Wenig später sind sie da, die schönste Straße des Nordens und dein Lachen. Von Wismar nach Neubukow, am Salzhaff entlang, voller Kurven und sonnendurchfluteter Alleen. Malerische Dörfer fliegen an dir vorbei, du erreichst das Meer und jetzt endlich kannst du atmen … atmen … atmen … Jetzt endlich bist du frei!
Es ist dieser Platz, an dem den Helm abzunehmen schon fast eine so heilige Handlung ist wie das Bekreuzigen beim Gang durch ein Kirchenportal. Das hier ist deine Kirche. Die Handschuhe aus und die Beats aus den Ohren, die Musik, die du jetzt hören willst, ist eine andere.
Nur ein paar Schritte sind es bis ans Wasser. Der Sand knirscht unter deinen Stiefeln und du setzt dich in den Schneidersitz; legst die Hände auf die Knie, formst mit Mittelfinger und Daumen einen Kreis, schließt die Augen und lässt deinen Kopf nach vorne sinken. Nur noch du, der Wind, das Meer, seine Wellen und ihr leises Rauschen sind bei dir. Ihr gehört zusammen: die Erde, das Wasser, die Luft und das Feuer in dir.

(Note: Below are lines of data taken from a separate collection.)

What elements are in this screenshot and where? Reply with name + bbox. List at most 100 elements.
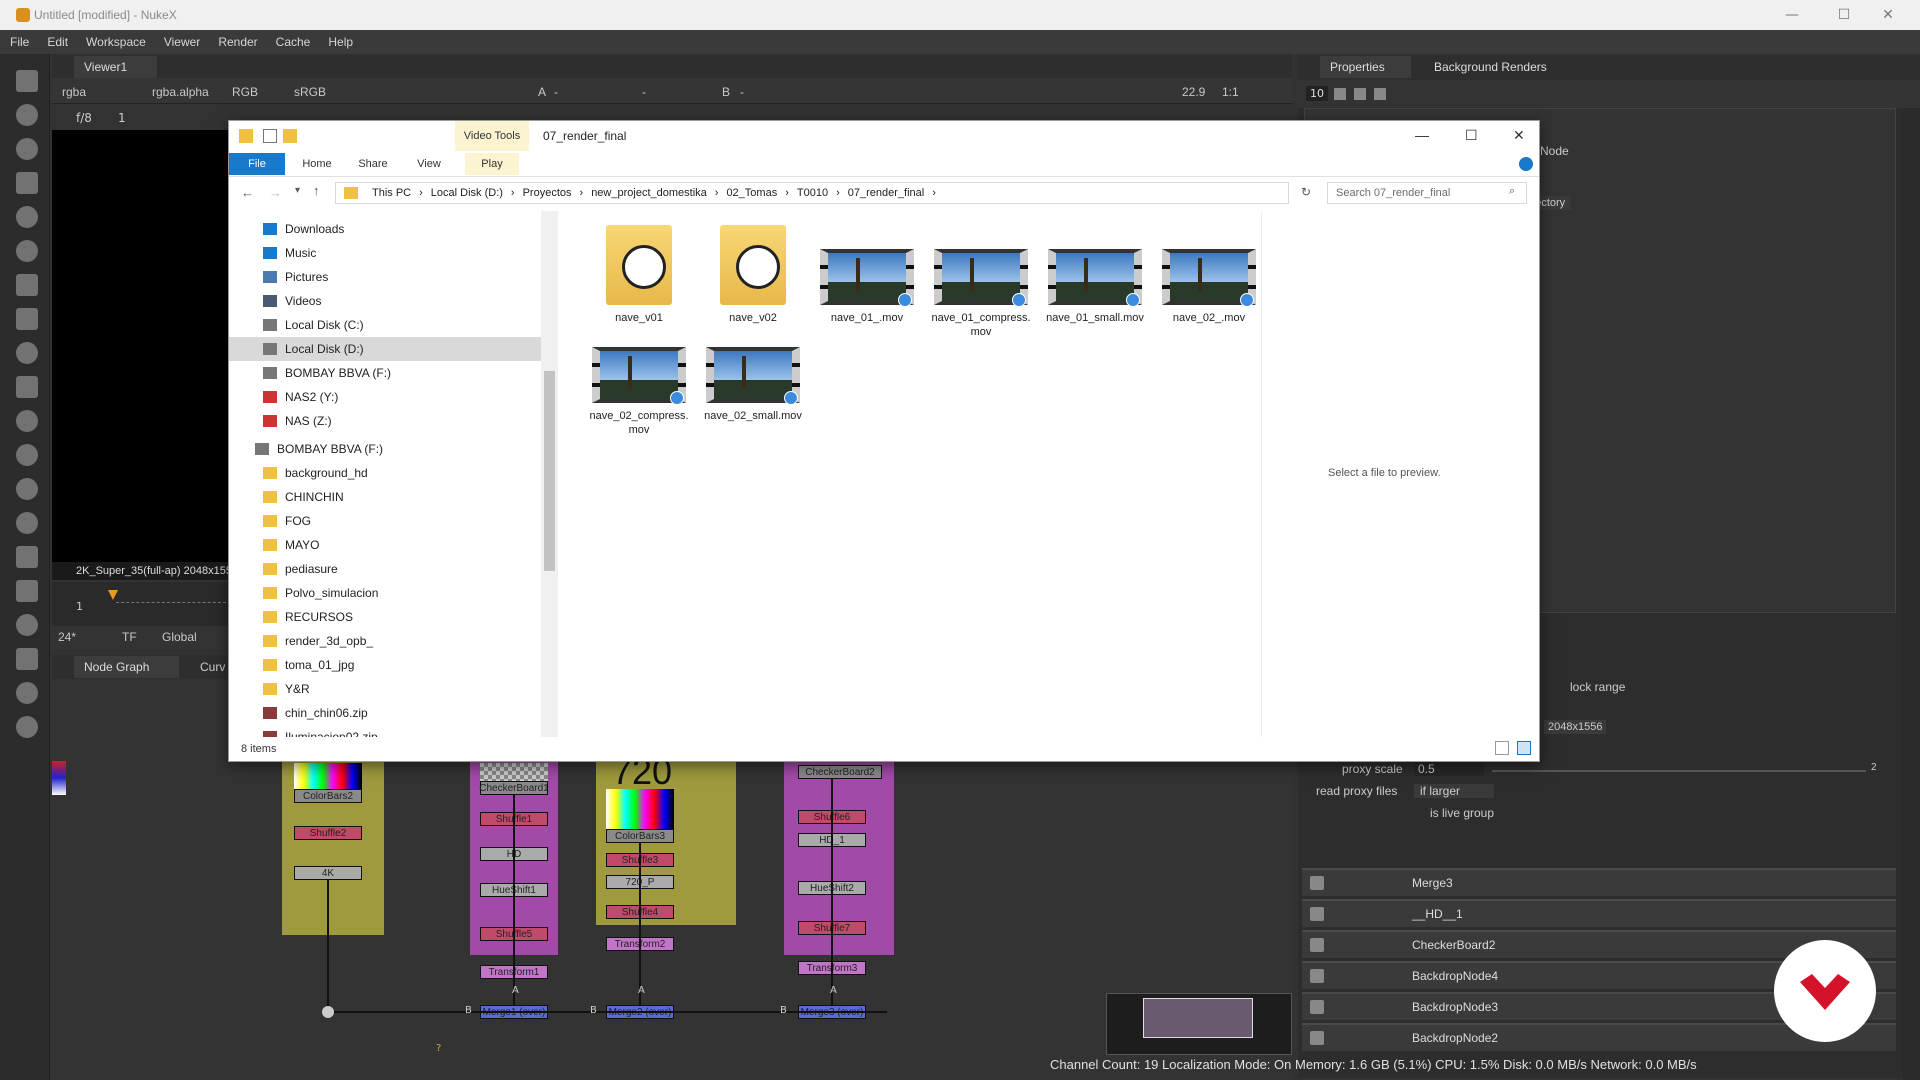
nav-scroll-thumb[interactable] (544, 371, 555, 571)
filter-tool-icon[interactable] (16, 240, 38, 262)
tf-select[interactable]: TF (122, 630, 137, 644)
nav-item[interactable]: pediasure (229, 557, 541, 581)
minimize-button[interactable]: — (1770, 0, 1814, 30)
up-arrow-icon[interactable]: ↑ (313, 183, 320, 198)
explorer-minimize-button[interactable]: — (1415, 127, 1429, 143)
node-tab-label[interactable]: Node (1540, 144, 1569, 158)
node-4k[interactable]: 4K (294, 866, 362, 880)
close-button[interactable]: ✕ (1866, 0, 1910, 30)
breadcrumb-proyectos[interactable]: Proyectos (523, 187, 572, 199)
particles-tool-icon[interactable] (16, 410, 38, 432)
nav-item[interactable]: background_hd (229, 461, 541, 485)
back-arrow-icon[interactable]: ← (241, 185, 254, 200)
maximize-button[interactable]: ☐ (1822, 0, 1866, 30)
ribbon-share[interactable]: Share (347, 153, 399, 175)
input-b-select[interactable]: - (740, 83, 744, 100)
lock-icon[interactable] (1334, 88, 1346, 100)
minimap-viewport[interactable] (1143, 998, 1253, 1038)
video-file-item[interactable]: nave_02_.mov (1157, 225, 1261, 325)
properties-scrollbar[interactable] (1903, 108, 1920, 1080)
nav-item[interactable]: NAS2 (Y:) (229, 385, 541, 409)
nav-item[interactable]: NAS (Z:) (229, 409, 541, 433)
keyer-tool-icon[interactable] (16, 274, 38, 296)
nav-item[interactable]: RECURSOS (229, 605, 541, 629)
nav-item[interactable]: FOG (229, 509, 541, 533)
live-group-checkbox[interactable]: is live group (1430, 806, 1494, 820)
breadcrumb-this-pc[interactable]: This PC (372, 187, 411, 199)
video-file-item[interactable]: nave_02_small.mov (701, 323, 805, 423)
lock-range-checkbox[interactable]: lock range (1570, 680, 1625, 694)
video-file-item[interactable]: nave_02_compress.mov (587, 323, 691, 437)
format-select[interactable]: 2048x1556 (1544, 720, 1607, 734)
property-row-merge3[interactable]: Merge3 (1302, 868, 1896, 896)
node-checkerboard1[interactable]: CheckerBoard1 (479, 781, 549, 795)
display-select[interactable]: RGB (232, 83, 258, 100)
plugin-tool-icon[interactable] (16, 682, 38, 704)
video-file-item[interactable]: nave_01_small.mov (1043, 225, 1147, 325)
video-file-item[interactable]: nave_01_.mov (815, 225, 919, 325)
ratio-select[interactable]: 1:1 (1222, 83, 1239, 100)
nav-item[interactable]: CHINCHIN (229, 485, 541, 509)
tab-properties[interactable]: Properties (1320, 56, 1411, 78)
expand-icon[interactable] (1310, 938, 1324, 952)
ribbon-home[interactable]: Home (291, 153, 343, 175)
menu-edit[interactable]: Edit (47, 35, 68, 49)
menu-render[interactable]: Render (218, 35, 257, 49)
fstop-value[interactable]: f/8 (76, 109, 92, 126)
new-folder-icon[interactable] (283, 129, 297, 143)
deep-tool-icon[interactable] (16, 444, 38, 466)
metadata-tool-icon[interactable] (16, 512, 38, 534)
folder-item[interactable]: nave_v02 (701, 225, 805, 325)
menu-help[interactable]: Help (328, 35, 353, 49)
nav-item[interactable]: BOMBAY BBVA (F:) (229, 437, 541, 461)
forward-arrow-icon[interactable]: → (269, 185, 282, 200)
colorspace-select[interactable]: sRGB (294, 83, 326, 100)
large-icons-view-icon[interactable] (1517, 741, 1531, 755)
nav-item[interactable]: toma_01_jpg (229, 653, 541, 677)
alpha-select[interactable]: rgba.alpha (152, 83, 209, 100)
frame-value[interactable]: 1 (118, 109, 126, 126)
menu-file[interactable]: File (10, 35, 29, 49)
expand-icon[interactable] (1310, 1031, 1324, 1045)
color-tool-icon[interactable] (16, 206, 38, 228)
zoom-value[interactable]: 22.9 (1182, 83, 1205, 100)
node-shuffle2[interactable]: Shuffle2 (294, 826, 362, 840)
nav-item[interactable]: Downloads (229, 217, 541, 241)
max-panels-field[interactable]: 10 (1306, 86, 1328, 101)
nav-item[interactable]: render_3d_opb_ (229, 629, 541, 653)
channels-select[interactable]: rgba (62, 83, 86, 100)
node-colorbars3[interactable]: ColorBars3 (606, 829, 674, 843)
refresh-icon[interactable]: ↻ (1301, 185, 1311, 199)
views-tool-icon[interactable] (16, 478, 38, 500)
dot-node[interactable] (322, 1006, 334, 1018)
nav-item[interactable]: Polvo_simulacion (229, 581, 541, 605)
search-input[interactable]: Search 07_render_final (1327, 182, 1527, 204)
property-row-hd-1[interactable]: __HD__1 (1302, 899, 1896, 927)
nuke-tool-icon[interactable] (16, 716, 38, 738)
ribbon-play[interactable]: Play (465, 153, 519, 175)
image-tool-icon[interactable] (16, 70, 38, 92)
breadcrumb-02-tomas[interactable]: 02_Tomas (726, 187, 777, 199)
nav-item[interactable]: Music (229, 241, 541, 265)
node-graph-minimap[interactable] (1106, 993, 1292, 1055)
menu-viewer[interactable]: Viewer (164, 35, 200, 49)
explorer-maximize-button[interactable]: ☐ (1465, 127, 1478, 144)
tab-node-graph[interactable]: Node Graph (74, 656, 180, 678)
input-a-select[interactable]: - (554, 83, 558, 100)
other-tool-icon[interactable] (16, 580, 38, 602)
viewer-node-thumb[interactable] (52, 761, 66, 795)
nav-item[interactable]: Local Disk (D:) (229, 337, 541, 361)
help-icon[interactable] (1519, 157, 1533, 171)
expand-icon[interactable] (1310, 969, 1324, 983)
proxy-scale-input[interactable]: 0.5 (1414, 762, 1484, 776)
revision-tool-icon[interactable] (16, 648, 38, 670)
read-proxy-select[interactable]: if larger (1414, 784, 1494, 798)
menu-cache[interactable]: Cache (276, 35, 311, 49)
nav-item[interactable]: Iluminacion02.zip (229, 725, 541, 737)
nav-item[interactable]: BOMBAY BBVA (F:) (229, 361, 541, 385)
merge-tool-icon[interactable] (16, 308, 38, 330)
time-tool-icon[interactable] (16, 138, 38, 160)
menu-workspace[interactable]: Workspace (86, 35, 146, 49)
3d-tool-icon[interactable] (16, 376, 38, 398)
draw-tool-icon[interactable] (16, 104, 38, 126)
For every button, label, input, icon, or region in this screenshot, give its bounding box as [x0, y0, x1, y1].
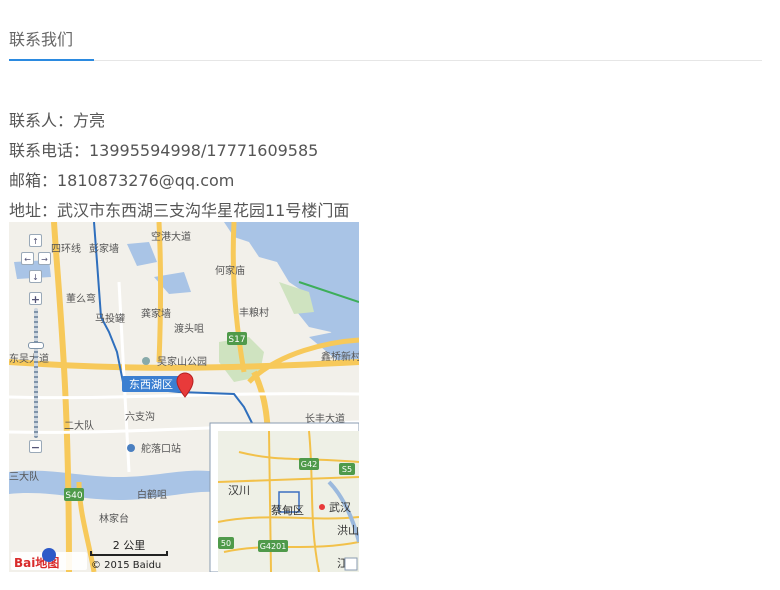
place-label: 何家庙	[215, 264, 245, 277]
place-label: 彭家墙	[89, 242, 119, 255]
place-label: 东吴大道	[9, 352, 49, 365]
pan-right-button[interactable]: →	[38, 252, 51, 265]
svg-text:东西湖区: 东西湖区	[129, 378, 173, 391]
svg-text:洪山: 洪山	[337, 523, 359, 537]
contact-email: 邮箱：1810873276@qq.com	[9, 171, 235, 190]
place-label: 丰粮村	[239, 306, 269, 319]
svg-text:50: 50	[221, 539, 231, 548]
place-label: 龚家墙	[141, 307, 171, 320]
highway-badge-s17: S17	[227, 332, 247, 345]
svg-text:S40: S40	[65, 491, 82, 501]
place-label: 四环线	[51, 242, 81, 255]
place-label: 董么弯	[66, 292, 96, 305]
place-label: 三大队	[9, 470, 39, 483]
pan-down-button[interactable]: ↓	[29, 270, 42, 283]
svg-text:2 公里: 2 公里	[113, 539, 146, 552]
pan-up-button[interactable]: ↑	[29, 234, 42, 247]
place-label: 鑫桥新村	[321, 350, 359, 363]
place-label: 渡头咀	[174, 322, 204, 335]
section-title-underline	[9, 59, 94, 61]
place-label: 白鹤咀	[137, 488, 167, 501]
place-label: 吴家山公园	[157, 355, 207, 368]
svg-text:汉川: 汉川	[228, 484, 250, 497]
section-title: 联系我们	[9, 30, 74, 49]
svg-text:G42: G42	[301, 460, 317, 469]
contact-address: 地址：武汉市东西湖三支沟华星花园11号楼门面	[9, 201, 350, 220]
district-label[interactable]: 东西湖区	[122, 376, 180, 392]
baidu-map[interactable]: S17 S40 彭家墙 何家庙 董么弯 马投罐 龚家墙 渡头咀 丰粮村 吴家山公…	[9, 222, 359, 572]
svg-text:S17: S17	[228, 335, 245, 345]
place-label: 空港大道	[151, 230, 191, 243]
zoom-slider-track[interactable]	[34, 308, 38, 438]
map-copyright: © 2015 Baidu	[91, 560, 161, 571]
overview-collapse-button[interactable]	[344, 557, 358, 571]
zoom-out-button[interactable]: −	[29, 440, 42, 454]
arrow-right-icon: →	[41, 255, 48, 264]
section-divider	[9, 60, 762, 61]
park-poi-icon	[142, 357, 150, 365]
overview-marker-icon	[319, 504, 325, 510]
place-label: 舵落口站	[141, 442, 181, 455]
place-label: 二大队	[64, 419, 94, 432]
contact-person: 联系人：方亮	[9, 111, 106, 130]
arrow-up-icon: ↑	[32, 237, 39, 246]
arrow-down-icon: ↓	[32, 273, 39, 282]
place-label: 林家台	[99, 512, 129, 525]
map-canvas[interactable]: S17 S40 彭家墙 何家庙 董么弯 马投罐 龚家墙 渡头咀 丰粮村 吴家山公…	[9, 222, 359, 572]
zoom-slider-handle[interactable]	[28, 342, 44, 349]
station-poi-icon	[127, 444, 135, 452]
road-konggang	[156, 222, 163, 363]
overview-map[interactable]: G42 S5 G4201 50 汉川 蔡甸区 武汉 洪山 江	[209, 422, 359, 572]
svg-text:蔡甸区: 蔡甸区	[271, 504, 304, 517]
zoom-in-button[interactable]: +	[29, 292, 42, 306]
svg-text:S5: S5	[342, 465, 352, 474]
pan-left-button[interactable]: ←	[21, 252, 34, 265]
highway-badge-s40: S40	[64, 488, 84, 501]
arrow-left-icon: ←	[24, 255, 31, 264]
svg-text:武汉: 武汉	[329, 501, 351, 514]
contact-phone: 联系电话：13995594998/17771609585	[9, 141, 319, 160]
place-label: 马投罐	[95, 312, 125, 325]
place-label: 六支沟	[125, 410, 155, 423]
svg-text:G4201: G4201	[260, 542, 287, 551]
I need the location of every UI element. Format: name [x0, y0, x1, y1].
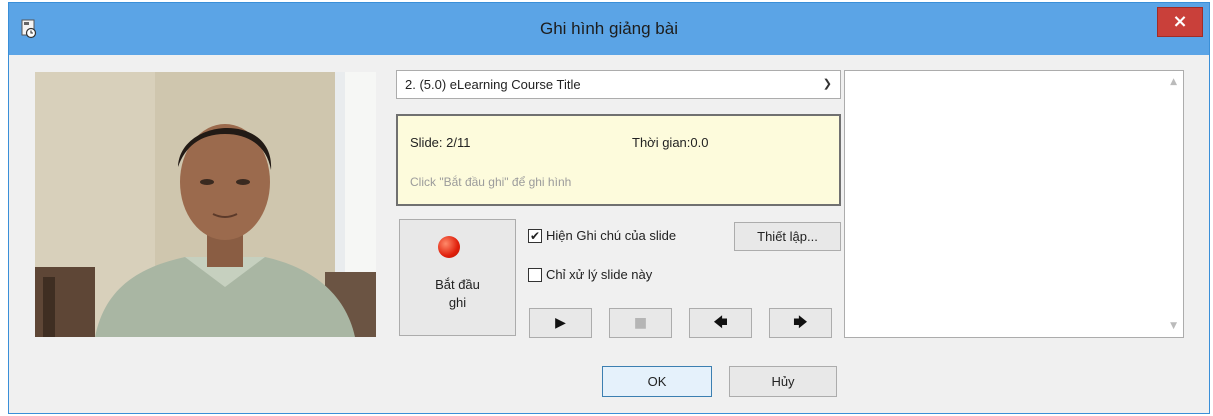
start-recording-label: Bắt đầu ghi: [435, 277, 480, 310]
checkbox-box[interactable]: [528, 268, 542, 282]
elapsed-time: Thời gian:0.0: [632, 135, 709, 150]
record-icon: [438, 236, 460, 258]
ok-button[interactable]: OK: [602, 366, 712, 397]
checkmark-icon[interactable]: ✔: [528, 229, 542, 243]
chevron-down-icon[interactable]: ❯: [823, 71, 832, 98]
close-button[interactable]: ×: [1157, 7, 1203, 37]
status-panel: Slide: 2/11 Thời gian:0.0 Click "Bắt đầu…: [396, 114, 841, 206]
status-hint: Click "Bắt đầu ghi" để ghi hình: [410, 175, 572, 189]
current-slide-only-label: Chỉ xử lý slide này: [546, 267, 653, 282]
previous-slide-button[interactable]: 🡄: [689, 308, 752, 338]
title-bar[interactable]: Ghi hình giảng bài ×: [9, 3, 1209, 55]
stop-button[interactable]: ■: [609, 308, 672, 338]
presentation-select[interactable]: 2. (5.0) eLearning Course Title ❯: [396, 70, 841, 99]
dialog-content: 2. (5.0) eLearning Course Title ❯ Slide:…: [9, 55, 1209, 413]
settings-button[interactable]: Thiết lập...: [734, 222, 841, 251]
current-slide-only-checkbox[interactable]: Chỉ xử lý slide này: [528, 267, 728, 285]
show-notes-checkbox[interactable]: ✔ Hiện Ghi chú của slide: [528, 228, 728, 246]
cancel-button[interactable]: Hủy: [729, 366, 837, 397]
scroll-up-icon[interactable]: ▲: [1170, 77, 1177, 87]
next-slide-button[interactable]: 🡆: [769, 308, 832, 338]
record-lecture-dialog: Ghi hình giảng bài × 2. (5.0) eLearning …: [8, 2, 1210, 414]
presentation-select-value: 2. (5.0) eLearning Course Title: [405, 77, 581, 92]
scroll-down-icon[interactable]: ▼: [1170, 321, 1177, 331]
start-recording-button[interactable]: Bắt đầu ghi: [399, 219, 516, 336]
slide-counter: Slide: 2/11: [410, 135, 471, 150]
arrow-left-icon: 🡄: [713, 315, 728, 331]
show-notes-label: Hiện Ghi chú của slide: [546, 228, 677, 243]
stop-icon: ■: [633, 315, 648, 331]
play-button[interactable]: ▶: [529, 308, 592, 338]
play-icon: ▶: [555, 315, 566, 331]
webcam-preview: [35, 72, 376, 337]
slide-notes-area[interactable]: ▲ ▼: [844, 70, 1184, 338]
arrow-right-icon: 🡆: [793, 315, 808, 331]
dialog-title: Ghi hình giảng bài: [540, 19, 678, 38]
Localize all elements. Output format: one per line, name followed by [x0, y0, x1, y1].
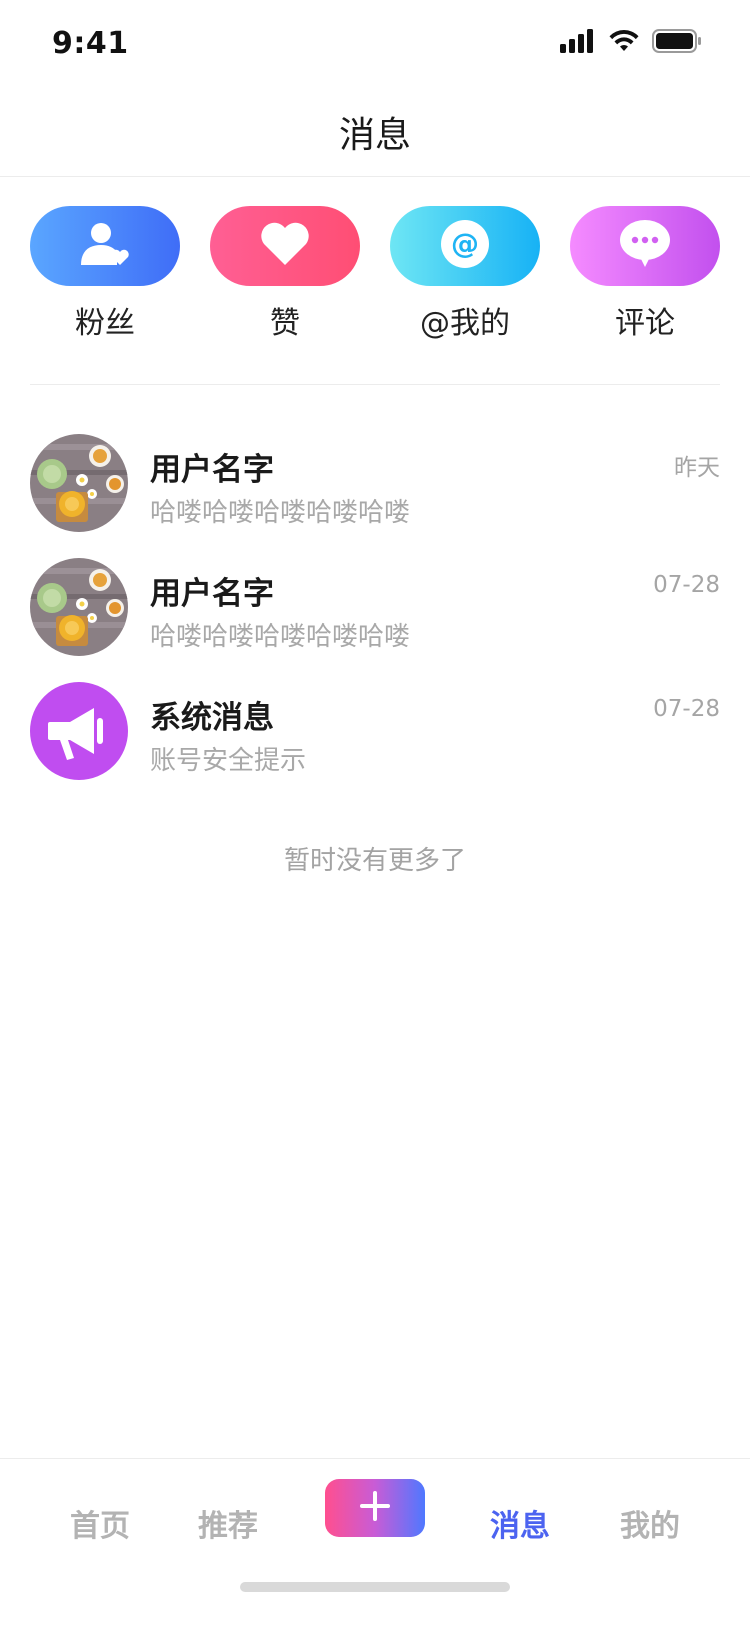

Ihr Brief hat es wieder auflodern lassen. Sehnsucht nach Verbotenem atmete er, nach Hemmungslosem und der Lust auf eine Nacht ohne Verbote, ohne Moral, ohne Scham. Nur diese Eine. Doch du weißt, dass es eine Lüge ist wie alles andere auch; dass sie ihre Stärke nur wie einen Schild vor sich herträgt, um ihre Schwäche nicht sehen zu müssen. Sex war schon immer ihre Droge, doch wenn der Rausch nachließ, kam die große Leere und da war keiner, dem sie, wenn der Orgasmus ihn schreien ließ, in die Augen geblickt hätte. Außer dir …
Nichts hören, nichts sehen, nichts denken, nur noch fühlen die eine Seele, die sie umhüllt und der sie alle ihre Sehnsüchte, Träume, Hoffnungen und Wünsche offenbaren kann. Ein Mensch, der dahin blicken kann, wohin sie nicht zu schauen wagt und der sie liebt, trotz allem, was er dort sieht – oder gerade deswegen. Mochte diese Liebe auch nur Stunden dauern: Diesem Menschen würde sie ihre Seele auf Knien darbieten, auf dass er sie von ihrer Qual erlöse. Vielleicht nicht für immer und vielleicht waren die Geister in ihr nie zum Schweigen zu bringen. Doch ein einziger Moment der vollkommenen Stille in ihr würde sie den Menschen wiederfinden lassen, der sie einmal war, vielleicht sogar den, der sie sein wollte. Kommt dir das bekannt vor?
Flammenzeichen waren ihre Zeilen, Hilfeschreie, sorgsam verborgen hinter einem Schild aus scheinbaren Belanglosigkeiten. Doch du hast die Qual brennen sehen in der Finsternis und wünschst doch, du wärst blind gewesen. Denn dein ist die Verantwortung. Das war sie schon immer.
Du setzt den Helm auf. Es ist Zeit.
***
Dann liegst du neben ihr. Ihr Kopf ruht an deiner Schulter, ihr Haar liebkost deine Wange und ihre nackten Brüste berühren deine Haut. Die roten Spuren der Seile, mit denen du sie abgebunden hattest, sind noch immer zu sehen. Halb liegt sie auf dir, ein Bein angewinkelt, und das Schimmern ihrer Haut unter dem schwarzen Strumpf lässt dich schneller atmen. Sacht streichst du mit deiner freien Hand darüber und es ist so still, dass du das Knistern des Nylons dabei hörst. Du hast nur diese eine Hand, die andere hält sie fest im Arm und die Welt und alle bösen Geister von ihr fern. Auch deine.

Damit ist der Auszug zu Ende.